Pleomorphic carcinoma usually presented as a solid nodule or mass on chest CT scan, and occasionally with a thickened wall cavity inside the tumor (2). Here we report a rare case of pleomorphic carcinoma initially presented with a thin-walled lung cavity. The features of pulmonary carcinomatous cavity on CT scan included wall thickness larger than 4 mm, spiculated or irregular inner and outer margins, enlarged lymph nodes, and sometimes, a soft-tissue mass infiltrating the adjacent chest wall. A thin-walled lung cavity is usually more suggestive of a benign lesion when comparing with irregularly thickened wall cavity. Xue et al. summarized 18 cases of thin-walled cavity lung adenocarcinoma which were more common in the lower lobe (8). All the cases presented with asymmetric thickening wall while more than half of them had septum in cavity and irregular margin. The present case showed thin wall without septum at initiation but finally diagnosed as more aggressive pleomorphic carcinoma. For these thin-walled lung cavities, a strict follow-up observation is required. The present of solid components is a potential sign of invasive malignancy which may require more aggressive intervention.
Previous literature on cases of pulmonary pleomorphic carcinoma reported that some cases were treated with chemotherapy and a few with radiotherapy, but the adjuvant treatment for pleomorphic lung cancer seems to be somewhat unsatisfactory (5), since there has yet been no consensus on the adjuvant therapies of pleomorphic carcinoma even among specialists, and few studies have reported on the chemotherapy and radiation therapy for pulmonary pleomorphic carcinoma, treatment regimens remain controversial (9-11). Targeted therapy seems to have a good effect on pulmonary pleomorphic carcinoma with gene mutation (7,12).

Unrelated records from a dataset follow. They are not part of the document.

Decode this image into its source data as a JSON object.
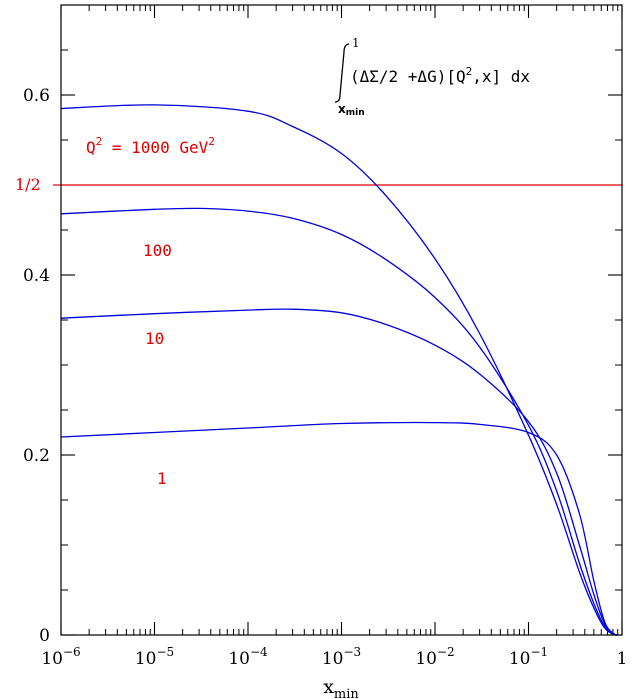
{
  "chart_data": {
    "type": "line",
    "xscale": "log",
    "xlim": [
      1e-06,
      1
    ],
    "ylim": [
      0,
      0.7
    ],
    "xlabel": "x_min",
    "ylabel": "",
    "grid": false,
    "x_ticks": [
      {
        "value": 1e-06,
        "base": "10",
        "exp": "−6"
      },
      {
        "value": 1e-05,
        "base": "10",
        "exp": "−5"
      },
      {
        "value": 0.0001,
        "base": "10",
        "exp": "−4"
      },
      {
        "value": 0.001,
        "base": "10",
        "exp": "−3"
      },
      {
        "value": 0.01,
        "base": "10",
        "exp": "−2"
      },
      {
        "value": 0.1,
        "base": "10",
        "exp": "−1"
      },
      {
        "value": 1,
        "base": "1",
        "exp": ""
      }
    ],
    "y_ticks": [
      {
        "value": 0,
        "label": "0"
      },
      {
        "value": 0.2,
        "label": "0.2"
      },
      {
        "value": 0.4,
        "label": "0.4"
      },
      {
        "value": 0.6,
        "label": "0.6"
      }
    ],
    "formula": {
      "upper_limit": "1",
      "lower_limit": "x",
      "lower_limit_sub": "min",
      "integrand": "(ΔΣ/2 +ΔG)[Q",
      "integrand_sup": "2",
      "integrand_tail": ",x]  dx"
    },
    "reference_line": {
      "y": 0.5,
      "label": "1/2",
      "color": "#e00000"
    },
    "series_color": "#0000dd",
    "series": [
      {
        "name": "1000",
        "label_parts": [
          "Q",
          "2",
          " = 1000 GeV",
          "2"
        ],
        "x": [
          1e-06,
          1e-05,
          0.0001,
          0.0003,
          0.001,
          0.003,
          0.01,
          0.03,
          0.1,
          0.2,
          0.35,
          0.5,
          0.65,
          0.8,
          0.9
        ],
        "y": [
          0.585,
          0.589,
          0.582,
          0.565,
          0.535,
          0.488,
          0.418,
          0.335,
          0.222,
          0.145,
          0.07,
          0.03,
          0.008,
          0.001,
          0.0
        ]
      },
      {
        "name": "100",
        "label_parts": [
          "100"
        ],
        "x": [
          1e-06,
          1e-05,
          3e-05,
          0.0001,
          0.0003,
          0.001,
          0.003,
          0.01,
          0.03,
          0.1,
          0.2,
          0.35,
          0.5,
          0.65,
          0.8,
          0.9
        ],
        "y": [
          0.468,
          0.473,
          0.474,
          0.471,
          0.463,
          0.445,
          0.417,
          0.375,
          0.32,
          0.233,
          0.16,
          0.08,
          0.035,
          0.01,
          0.001,
          0.0
        ]
      },
      {
        "name": "10",
        "label_parts": [
          "10"
        ],
        "x": [
          1e-06,
          1e-05,
          0.0001,
          0.0003,
          0.001,
          0.003,
          0.01,
          0.03,
          0.1,
          0.2,
          0.35,
          0.5,
          0.65,
          0.8,
          0.9
        ],
        "y": [
          0.352,
          0.357,
          0.361,
          0.362,
          0.358,
          0.345,
          0.322,
          0.29,
          0.237,
          0.18,
          0.1,
          0.045,
          0.013,
          0.002,
          0.0
        ]
      },
      {
        "name": "1",
        "label_parts": [
          "1"
        ],
        "x": [
          1e-06,
          1e-05,
          0.0001,
          0.001,
          0.01,
          0.03,
          0.1,
          0.2,
          0.35,
          0.5,
          0.65,
          0.8,
          0.9
        ],
        "y": [
          0.22,
          0.225,
          0.23,
          0.235,
          0.236,
          0.234,
          0.225,
          0.2,
          0.135,
          0.06,
          0.015,
          0.002,
          0.0
        ]
      }
    ]
  }
}
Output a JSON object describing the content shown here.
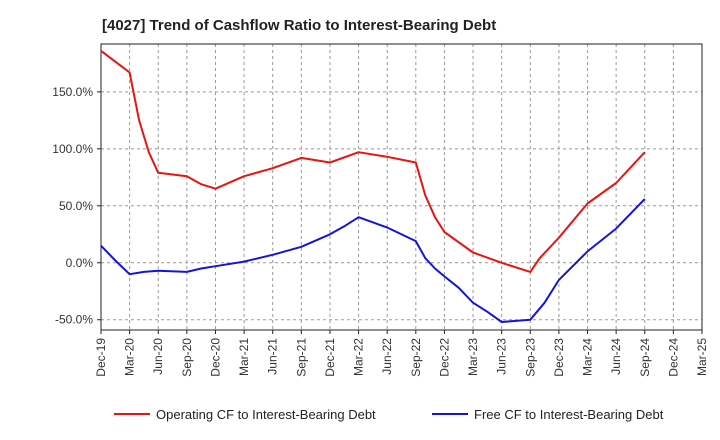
{
  "chart_data": {
    "type": "line",
    "title": "[4027]  Trend of Cashflow Ratio to Interest-Bearing Debt",
    "xlabel": "",
    "ylabel": "",
    "categories": [
      "Dec-19",
      "Mar-20",
      "Jun-20",
      "Sep-20",
      "Dec-20",
      "Mar-21",
      "Jun-21",
      "Sep-21",
      "Dec-21",
      "Mar-22",
      "Jun-22",
      "Sep-22",
      "Dec-22",
      "Mar-23",
      "Jun-23",
      "Sep-23",
      "Dec-23",
      "Mar-24",
      "Jun-24",
      "Sep-24",
      "Dec-24",
      "Mar-25"
    ],
    "y_ticks": [
      -50,
      0,
      50,
      100,
      150
    ],
    "y_tick_labels": [
      "-50.0%",
      "0.0%",
      "50.0%",
      "100.0%",
      "150.0%"
    ],
    "ylim": [
      -59,
      192
    ],
    "grid": true,
    "legend_position": "bottom",
    "series": [
      {
        "name": "Operating CF to Interest-Bearing Debt",
        "color": "#e8140f",
        "x": [
          0,
          1,
          1.33,
          1.67,
          2,
          3,
          3.5,
          4,
          5,
          6,
          7,
          8,
          9,
          10,
          11,
          11.33,
          11.67,
          12,
          13,
          14,
          15,
          15.33,
          16,
          17,
          18,
          19
        ],
        "values": [
          186,
          167,
          125,
          97,
          79,
          76,
          69,
          65,
          76,
          83,
          92,
          88,
          97,
          93,
          88,
          59,
          40,
          27,
          9,
          0,
          -8,
          4,
          22,
          52,
          70,
          97
        ]
      },
      {
        "name": "Free CF to Interest-Bearing Debt",
        "color": "#1414dc",
        "x": [
          0,
          0.5,
          1,
          1.5,
          2,
          3,
          3.5,
          4,
          5,
          6,
          7,
          8,
          8.5,
          9,
          10,
          11,
          11.33,
          11.67,
          12,
          12.5,
          13,
          13.5,
          14,
          14.5,
          15,
          15.5,
          16,
          17,
          18,
          19
        ],
        "values": [
          15,
          2,
          -10,
          -8,
          -7,
          -8,
          -5,
          -3,
          1,
          7,
          14,
          25,
          32,
          40,
          31,
          19,
          4,
          -5,
          -12,
          -22,
          -35,
          -43,
          -52,
          -51,
          -50,
          -35,
          -15,
          10,
          30,
          56
        ]
      }
    ]
  }
}
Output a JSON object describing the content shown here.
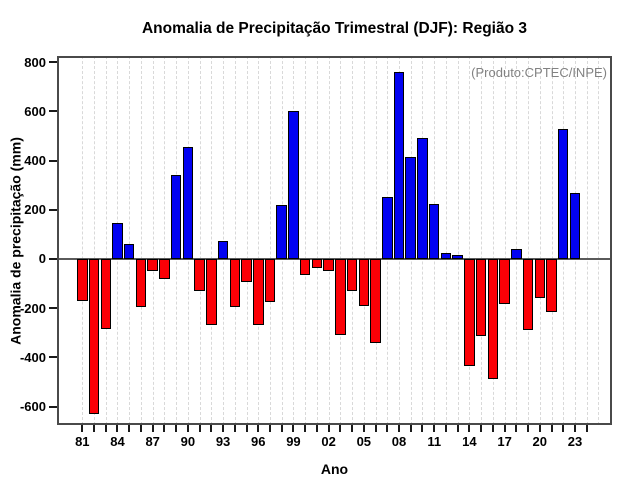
{
  "chart_data": {
    "type": "bar",
    "title": "Anomalia de Precipitação Trimestral (DJF): Região 3",
    "xlabel": "Ano",
    "ylabel": "Anomalia de precipitação (mm)",
    "annotation": "(Produto:CPTEC/INPE)",
    "categories": [
      "81",
      "82",
      "83",
      "84",
      "85",
      "86",
      "87",
      "88",
      "89",
      "90",
      "91",
      "92",
      "93",
      "94",
      "95",
      "96",
      "97",
      "98",
      "99",
      "00",
      "01",
      "02",
      "03",
      "04",
      "05",
      "06",
      "07",
      "08",
      "09",
      "10",
      "11",
      "12",
      "13",
      "14",
      "15",
      "16",
      "17",
      "18",
      "19",
      "20",
      "21",
      "22",
      "23"
    ],
    "values": [
      -170,
      -630,
      -285,
      145,
      60,
      -195,
      -50,
      -80,
      340,
      455,
      -130,
      -270,
      75,
      -195,
      -95,
      -270,
      -175,
      220,
      600,
      -65,
      -35,
      -50,
      -310,
      -130,
      -190,
      -340,
      250,
      760,
      415,
      490,
      225,
      25,
      15,
      -435,
      -315,
      -490,
      -185,
      40,
      -290,
      -160,
      -215,
      530,
      270
    ],
    "x_tick_labels": [
      "81",
      "84",
      "87",
      "90",
      "93",
      "96",
      "99",
      "02",
      "05",
      "08",
      "11",
      "14",
      "17",
      "20",
      "23"
    ],
    "x_label_every": 3,
    "y_ticks": [
      800,
      600,
      400,
      200,
      0,
      -200,
      -400,
      -600
    ],
    "ylim": [
      -675,
      825
    ],
    "grid": "vertical-dashed-per-year",
    "legend": "none",
    "colors": {
      "positive": "#0202f2",
      "negative": "#fb0006",
      "bar_border": "#000000",
      "annotation_text": "#828282",
      "gridline": "#d9d9d9",
      "axis_box": "#4a4a4a",
      "zero_line": "#5a5a5a"
    }
  }
}
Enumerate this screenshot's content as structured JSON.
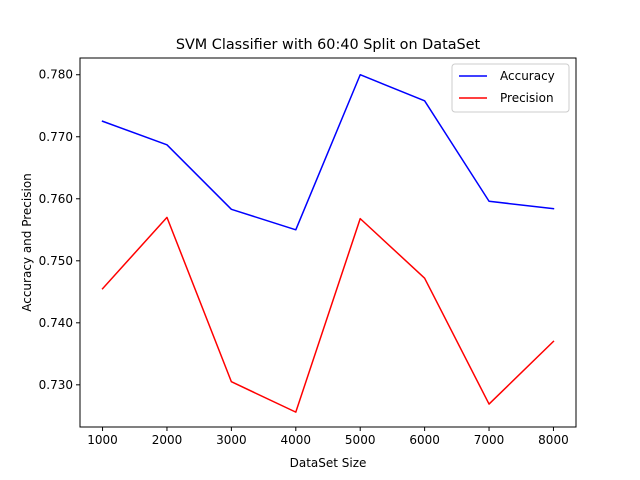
{
  "chart_data": {
    "type": "line",
    "title": "SVM Classifier with 60:40 Split on DataSet",
    "xlabel": "DataSet Size",
    "ylabel": "Accuracy and Precision",
    "x": [
      1000,
      2000,
      3000,
      4000,
      5000,
      6000,
      7000,
      8000
    ],
    "xticks": [
      "1000",
      "2000",
      "3000",
      "4000",
      "5000",
      "6000",
      "7000",
      "8000"
    ],
    "yticks": [
      "0.730",
      "0.740",
      "0.750",
      "0.760",
      "0.770",
      "0.780"
    ],
    "xlim": [
      650,
      8350
    ],
    "ylim": [
      0.7232,
      0.7827
    ],
    "grid": false,
    "legend_position": "upper right",
    "series": [
      {
        "name": "Accuracy",
        "color": "#0000ff",
        "values": [
          0.7725,
          0.7687,
          0.7583,
          0.755,
          0.78,
          0.7758,
          0.7596,
          0.7584
        ]
      },
      {
        "name": "Precision",
        "color": "#ff0000",
        "values": [
          0.7455,
          0.757,
          0.7305,
          0.7256,
          0.7568,
          0.7472,
          0.7269,
          0.737
        ]
      }
    ]
  }
}
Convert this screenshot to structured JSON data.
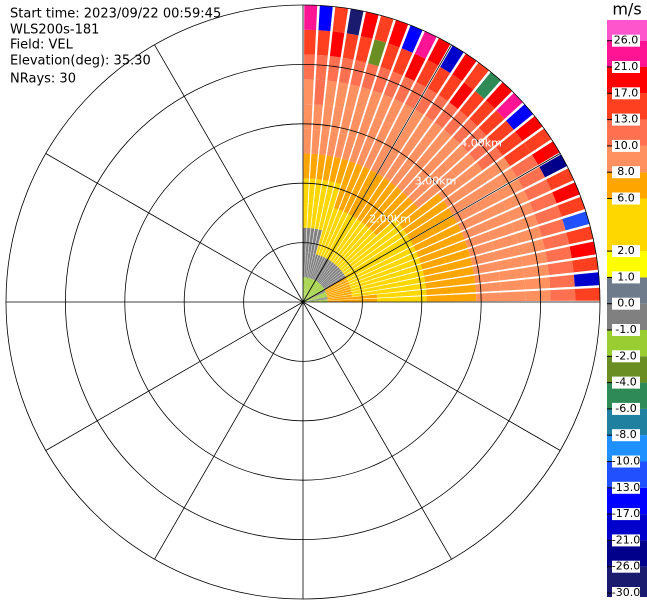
{
  "chart_data": {
    "type": "ppi",
    "header": [
      "Start time: 2023/09/22 00:59:45",
      "WLS200s-181",
      "Field: VEL",
      "Elevation(deg): 35.30",
      "NRays: 30"
    ],
    "unit": "m/s",
    "rlim": [
      0,
      5
    ],
    "rings": [
      1,
      2,
      3,
      4,
      5
    ],
    "ring_labels": [
      {
        "value": 2,
        "label": "2.00km"
      },
      {
        "value": 3,
        "label": "3.00km"
      },
      {
        "value": 4,
        "label": "4.00km"
      }
    ],
    "ticks": [
      {
        "value": -30,
        "label": "-30.0"
      },
      {
        "value": -26,
        "label": "-26.0"
      },
      {
        "value": -21,
        "label": "-21.0"
      },
      {
        "value": -17,
        "label": "-17.0"
      },
      {
        "value": -13,
        "label": "-13.0"
      },
      {
        "value": -10,
        "label": "-10.0"
      },
      {
        "value": -8,
        "label": "-8.0"
      },
      {
        "value": -6,
        "label": "-6.0"
      },
      {
        "value": -4,
        "label": "-4.0"
      },
      {
        "value": -2,
        "label": "-2.0"
      },
      {
        "value": -1,
        "label": "-1.0"
      },
      {
        "value": 0,
        "label": "0.0"
      },
      {
        "value": 1,
        "label": "1.0"
      },
      {
        "value": 2,
        "label": "2.0"
      },
      {
        "value": 6,
        "label": "6.0"
      },
      {
        "value": 8,
        "label": "8.0"
      },
      {
        "value": 10,
        "label": "10.0"
      },
      {
        "value": 13,
        "label": "13.0"
      },
      {
        "value": 17,
        "label": "17.0"
      },
      {
        "value": 21,
        "label": "21.0"
      },
      {
        "value": 26,
        "label": "26.0"
      }
    ],
    "colors": [
      "#1a1a6e",
      "#00008b",
      "#0000cd",
      "#0000ff",
      "#2050ff",
      "#1e90ff",
      "#2080a0",
      "#2e8b57",
      "#6b8e23",
      "#9acd32",
      "#808080",
      "#6e7b8b",
      "#ffff00",
      "#ffd700",
      "#ffa500",
      "#ff9060",
      "#ff7050",
      "#ff4020",
      "#ff0000",
      "#ff1493",
      "#ff55cc"
    ],
    "field": [
      [
        -1.5,
        -0.5,
        -0.5,
        4,
        4,
        7,
        9,
        9,
        9,
        11,
        15,
        24
      ],
      [
        -1.5,
        -0.5,
        -0.5,
        4,
        4,
        7,
        9,
        9,
        11,
        11,
        15,
        -15
      ],
      [
        -1.5,
        -0.5,
        -0.5,
        4,
        4,
        7,
        9,
        9,
        9,
        11,
        18,
        15
      ],
      [
        -1.5,
        -0.5,
        -0.5,
        4,
        4,
        7,
        9,
        9,
        9,
        11,
        15,
        -28
      ],
      [
        -1.5,
        -0.5,
        -0.5,
        4,
        4,
        7,
        9,
        9,
        9,
        11,
        15,
        18
      ],
      [
        -1.5,
        -0.5,
        4,
        4,
        4,
        7,
        9,
        9,
        9,
        11,
        -3,
        15
      ],
      [
        -1.5,
        -0.5,
        4,
        4,
        7,
        7,
        9,
        9,
        9,
        11,
        15,
        18
      ],
      [
        -1.5,
        -0.5,
        4,
        4,
        7,
        7,
        9,
        9,
        9,
        11,
        15,
        -15
      ],
      [
        -1.5,
        -0.5,
        4,
        4,
        7,
        7,
        9,
        9,
        9,
        11,
        18,
        24
      ],
      [
        -1.5,
        -0.5,
        4,
        4,
        7,
        7,
        9,
        9,
        9,
        11,
        15,
        18
      ],
      [
        -1.5,
        -0.5,
        4,
        4,
        7,
        7,
        9,
        9,
        9,
        11,
        15,
        -21
      ],
      [
        -1.5,
        -0.5,
        4,
        4,
        7,
        7,
        9,
        9,
        9,
        11,
        15,
        18
      ],
      [
        -1.5,
        -0.5,
        4,
        4,
        7,
        7,
        9,
        9,
        9,
        11,
        18,
        15
      ],
      [
        -1.5,
        -0.5,
        4,
        4,
        7,
        7,
        9,
        9,
        9,
        11,
        15,
        -5
      ],
      [
        -1.5,
        -0.5,
        4,
        4,
        7,
        7,
        9,
        9,
        9,
        11,
        15,
        18
      ],
      [
        -1.5,
        -0.5,
        4,
        4,
        7,
        7,
        9,
        9,
        9,
        11,
        15,
        24
      ],
      [
        -1.5,
        -0.5,
        4,
        4,
        4,
        7,
        9,
        9,
        9,
        11,
        15,
        -17
      ],
      [
        -1.5,
        -0.5,
        4,
        4,
        4,
        7,
        7,
        9,
        9,
        11,
        15,
        18
      ],
      [
        -1.5,
        -0.5,
        4,
        4,
        4,
        7,
        7,
        9,
        9,
        9,
        15,
        15
      ],
      [
        -1.5,
        -0.5,
        4,
        4,
        4,
        7,
        7,
        9,
        9,
        9,
        11,
        18
      ],
      [
        -0.5,
        7,
        4,
        4,
        4,
        7,
        7,
        9,
        9,
        9,
        11,
        -26
      ],
      [
        -0.5,
        7,
        4,
        4,
        4,
        7,
        7,
        9,
        9,
        9,
        11,
        15
      ],
      [
        -1.5,
        7,
        4,
        4,
        4,
        7,
        7,
        9,
        9,
        9,
        11,
        18
      ],
      [
        -1.5,
        7,
        4,
        4,
        4,
        7,
        7,
        9,
        9,
        9,
        11,
        15
      ],
      [
        -1.5,
        7,
        4,
        4,
        4,
        7,
        7,
        9,
        9,
        9,
        11,
        -13
      ],
      [
        -1.5,
        7,
        4,
        4,
        4,
        7,
        7,
        9,
        9,
        9,
        11,
        15
      ],
      [
        -0.5,
        7,
        4,
        4,
        4,
        7,
        7,
        9,
        9,
        9,
        11,
        18
      ],
      [
        -0.5,
        7,
        4,
        4,
        4,
        7,
        7,
        9,
        9,
        9,
        11,
        15
      ],
      [
        -1.5,
        7,
        7,
        4,
        4,
        7,
        7,
        9,
        9,
        9,
        11,
        -21
      ],
      [
        -1.5,
        7,
        7,
        4,
        4,
        7,
        7,
        9,
        9,
        9,
        11,
        15
      ]
    ]
  }
}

In conclusion, we report a case of pleomorphic carcinoma initially presented as a thin-walled lung cavity. Although the thin-walled cavity is usually benign, special attention should be paid to differentiate the malignant signs.
Funding: This study is supported by the 1.3.5 Project for Disciplines of Excellence (ZYJC18009), West China Hospital, Sichuan University.
Conflicts of Interest: The authors have no conflicts of interest to declare.
Informed Consent: Written informed consent was obtained from the patient for publication of this manuscript and any accompanying images.